As implicações sobre alterar geneticamente o DNA de uma pessoa são tão profundas que um grupo de cientistas acredita que o assunto deva ser discutido não só por médicos, mas pela população geral, leiga no tema. Por meio de assembleias, cidadãos com opiniões diversas seriam encorajados a refletir sobre os aspectos morais e éticos desse tipo de tecnologia, o que forneceria “um guia valioso” para os especialistas que atuam na área. As ideias que embasam a proposta, que tem a participação de pesquisadores brasileiros, estão publicadas na revista Science desta semana.

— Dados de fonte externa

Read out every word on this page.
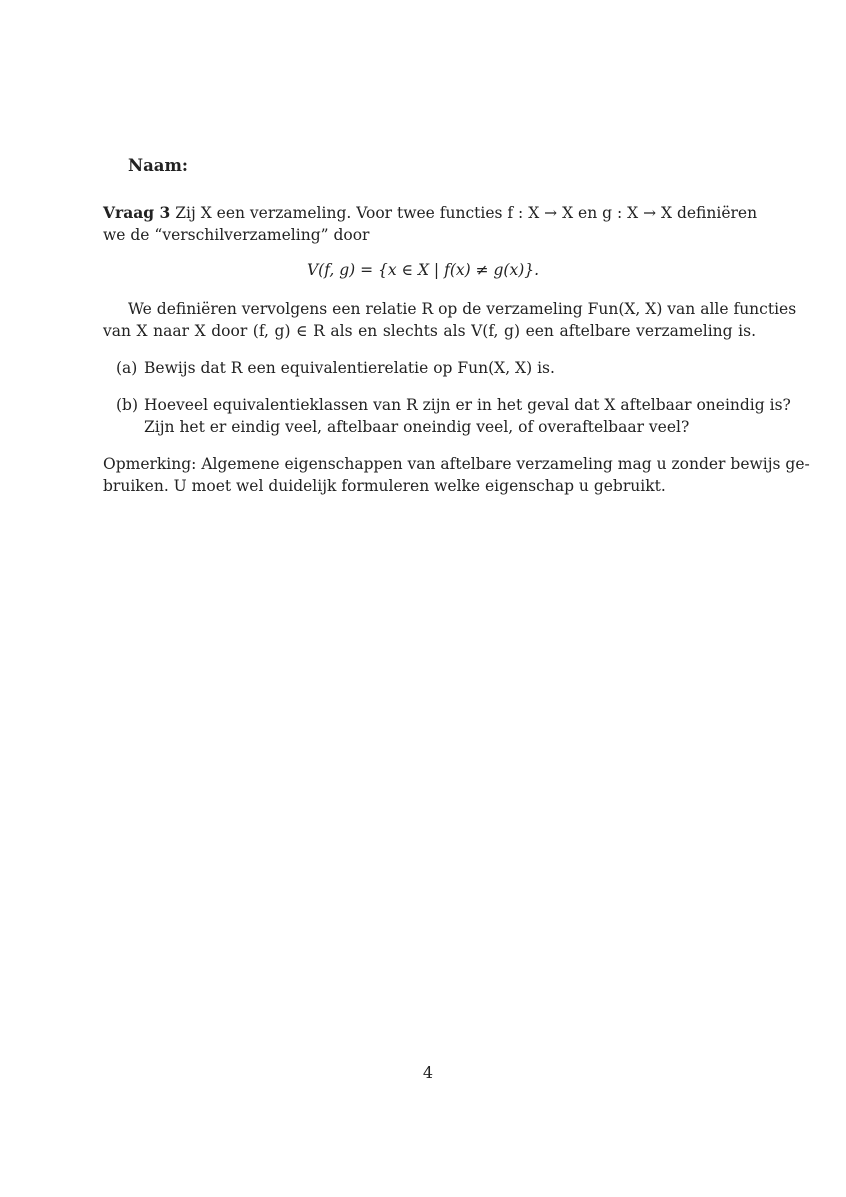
Naam:
Vraag 3 Zij X een verzameling. Voor twee functies f : X → X en g : X → X definiëren
we de “verschilverzameling” door
V(f, g) = {x ∈ X | f(x) ≠ g(x)}.
We definiëren vervolgens een relatie R op de verzameling Fun(X, X) van alle functies
van X naar X door (f, g) ∈ R als en slechts als V(f, g) een aftelbare verzameling is.
(a) Bewijs dat R een equivalentierelatie op Fun(X, X) is.
(b) Hoeveel equivalentieklassen van R zijn er in het geval dat X aftelbaar oneindig is?
Zijn het er eindig veel, aftelbaar oneindig veel, of overaftelbaar veel?
Opmerking: Algemene eigenschappen van aftelbare verzameling mag u zonder bewijs ge-
bruiken. U moet wel duidelijk formuleren welke eigenschap u gebruikt.
4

Basicamente, a edição genética consiste em modificar os genes de organismos vivos, desde humanos e insetos até plantas, para objetivos específicos. A técnica permitiria, por exemplo, alterar mosquitos para eliminar a transmissão de doenças, como a malária, criar vegetais mais resistentes e com maior produtividade ou prevenir o aparecimento de enfermidades como o câncer. Por outro lado, haveria riscos: mutações acidentais, colheitas estéreis ou novas doenças resistentes a tratamentos.

O grande potencial, positivo ou negativo, da edição genética veio à tona em 2018 quando o geneticista chinês He Jiankui anunciou o uso da tecnologia para criar dois bebês geneticamente modificados. Segundo ele, a modificação foi feita no gene CCR5 para impedir que o vírus do HIV penetre nas células. O médico chegou a ser preso, mas o trabalho dele jogou luz sobre questões cruciais acerca do assunto.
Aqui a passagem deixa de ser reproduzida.